La corrompida élite mexicana electoralmente derrotada instaló la idea de que toda alusión a lo que sucedió antes del arribo a la Presidencia de López Obrador es excusa para no resolver los problemas del presente, sin considerar que el ocultamiento fue la razón por la cual se cometieron las corruptelas que ahora no quieren que se conozcan, quisieran una solución parecida a la que encontraron cuando decidieron quemar actas y boletas electorales para que nunca los mexicanos pudiéramos saber con exactitud el fraude de 1988 pero eso ya no es posible, lo que sucede al interior de las instituciones tiene una visibilidad sin precedente .

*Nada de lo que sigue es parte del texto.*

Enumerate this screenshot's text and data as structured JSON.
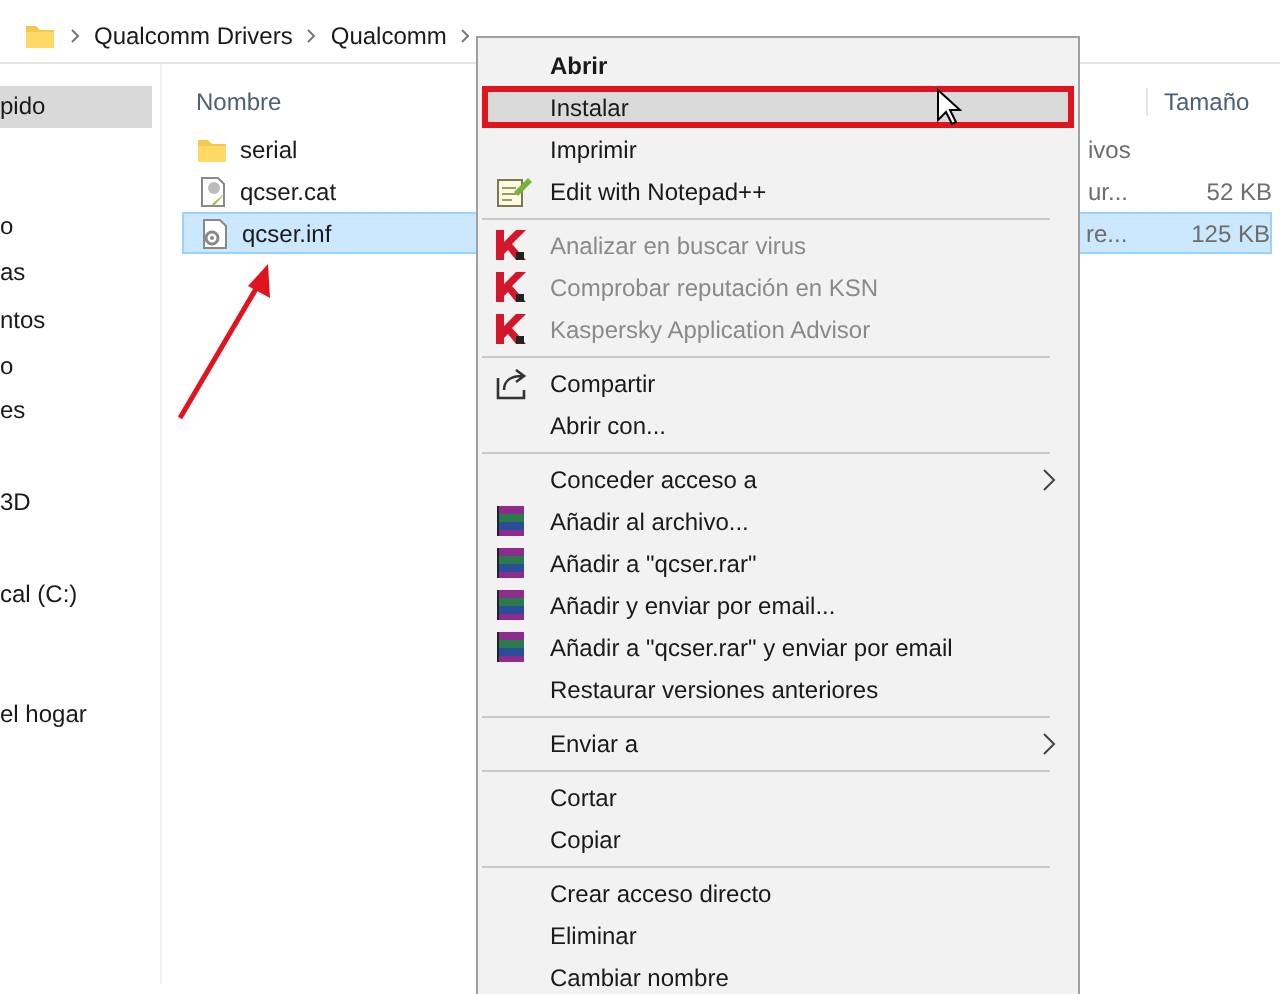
{
  "breadcrumb": [
    {
      "label": "Qualcomm Drivers"
    },
    {
      "label": "Qualcomm"
    }
  ],
  "sidebar": {
    "items": [
      {
        "label": "pido",
        "selected": true
      },
      {
        "label": "o",
        "selected": false
      },
      {
        "label": "as",
        "selected": false
      },
      {
        "label": "ntos",
        "selected": false
      },
      {
        "label": "o",
        "selected": false
      },
      {
        "label": "es",
        "selected": false
      },
      {
        "label": "3D",
        "selected": false
      },
      {
        "label": "cal (C:)",
        "selected": false
      },
      {
        "label": "el hogar",
        "selected": false
      }
    ]
  },
  "file_list": {
    "columns": [
      "Nombre",
      "Tamaño"
    ],
    "rows": [
      {
        "name": "serial",
        "kind": "folder",
        "type": "ivos",
        "selected": false
      },
      {
        "name": "qcser.cat",
        "kind": "catalog",
        "type": "ur...",
        "size": "52 KB",
        "selected": false
      },
      {
        "name": "qcser.inf",
        "kind": "setup",
        "type": "re...",
        "size": "125 KB",
        "selected": true
      }
    ]
  },
  "context_menu": {
    "items": [
      {
        "kind": "item",
        "label": "Abrir",
        "default": true,
        "disabled": false,
        "highlighted": false,
        "submenu": false
      },
      {
        "kind": "item",
        "label": "Instalar",
        "default": false,
        "disabled": false,
        "highlighted": true,
        "submenu": false
      },
      {
        "kind": "item",
        "label": "Imprimir",
        "default": false,
        "disabled": false,
        "highlighted": false,
        "submenu": false
      },
      {
        "kind": "notepad",
        "label": "Edit with Notepad++",
        "default": false,
        "disabled": false,
        "highlighted": false,
        "submenu": false
      },
      {
        "kind": "separator"
      },
      {
        "kind": "scanner",
        "label": "Analizar en buscar virus",
        "default": false,
        "disabled": true,
        "highlighted": false,
        "submenu": false
      },
      {
        "kind": "scanner",
        "label": "Comprobar reputación en KSN",
        "default": false,
        "disabled": true,
        "highlighted": false,
        "submenu": false
      },
      {
        "kind": "scanner",
        "label": "Kaspersky Application Advisor",
        "default": false,
        "disabled": true,
        "highlighted": false,
        "submenu": false
      },
      {
        "kind": "separator"
      },
      {
        "kind": "share",
        "label": "Compartir",
        "default": false,
        "disabled": false,
        "highlighted": false,
        "submenu": false
      },
      {
        "kind": "item",
        "label": "Abrir con...",
        "default": false,
        "disabled": false,
        "highlighted": false,
        "submenu": false
      },
      {
        "kind": "separator"
      },
      {
        "kind": "item",
        "label": "Conceder acceso a",
        "default": false,
        "disabled": false,
        "highlighted": false,
        "submenu": true
      },
      {
        "kind": "archiver",
        "label": "Añadir al archivo...",
        "default": false,
        "disabled": false,
        "highlighted": false,
        "submenu": false
      },
      {
        "kind": "archiver",
        "label": "Añadir a \"qcser.rar\"",
        "default": false,
        "disabled": false,
        "highlighted": false,
        "submenu": false
      },
      {
        "kind": "archiver",
        "label": "Añadir y enviar por email...",
        "default": false,
        "disabled": false,
        "highlighted": false,
        "submenu": false
      },
      {
        "kind": "archiver",
        "label": "Añadir a \"qcser.rar\" y enviar por email",
        "default": false,
        "disabled": false,
        "highlighted": false,
        "submenu": false
      },
      {
        "kind": "item",
        "label": "Restaurar versiones anteriores",
        "default": false,
        "disabled": false,
        "highlighted": false,
        "submenu": false
      },
      {
        "kind": "separator"
      },
      {
        "kind": "item",
        "label": "Enviar a",
        "default": false,
        "disabled": false,
        "highlighted": false,
        "submenu": true
      },
      {
        "kind": "separator"
      },
      {
        "kind": "item",
        "label": "Cortar",
        "default": false,
        "disabled": false,
        "highlighted": false,
        "submenu": false
      },
      {
        "kind": "item",
        "label": "Copiar",
        "default": false,
        "disabled": false,
        "highlighted": false,
        "submenu": false
      },
      {
        "kind": "separator"
      },
      {
        "kind": "item",
        "label": "Crear acceso directo",
        "default": false,
        "disabled": false,
        "highlighted": false,
        "submenu": false
      },
      {
        "kind": "item",
        "label": "Eliminar",
        "default": false,
        "disabled": false,
        "highlighted": false,
        "submenu": false
      },
      {
        "kind": "item",
        "label": "Cambiar nombre",
        "default": false,
        "disabled": false,
        "highlighted": false,
        "submenu": false
      }
    ]
  }
}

Es verdad que aún no podemos decir que las zonas oscuras ya están iluminadas, los convenios con empresas de comunicación y periodistas en lo individual siguen determinando el trabajo periodístico en gran medida, reducen a su mínima expresión procesos que mañana serán escándalos como el nepotismo, luminarias, las compras gubernamentales, contratos de obra, administración del dinero en viáticos, condicionamiento de favores sexuales y demás realidades encubiertas mediante la capacidad de “convenir” con periodistas prevalecen aunque mucho menos que antes, gracias a las redes.

Fortalecer el periodismo

El proceso democratizador del país será incompleto mientras no se fortalezca el trabajo del periodista mediante estabilidad en el empleo, salario profesional, seguridad social y prestaciones que sirvan como soporte a un ejercicio profesional sin más límites que los de la Constitución, pero también será incompleta la democratización si a las empresas privadas no se les otorga contratos de publicidad basados en reglas claras preservando libertades y sin meterle mano a la gran cantidad de canales de televisión y radiodifusoras teóricamente “publicas” pero caracterizadas por intereses extra periodísticos.

Los niños de los caros colegios de los Legionarios de Cristo víctimas de abusos no lo hubieran sido sí cuando empezó la triste historia se hubiera conocido.

Que nos sirva de lección.

 

Nos encontramos el jueves en Recreo.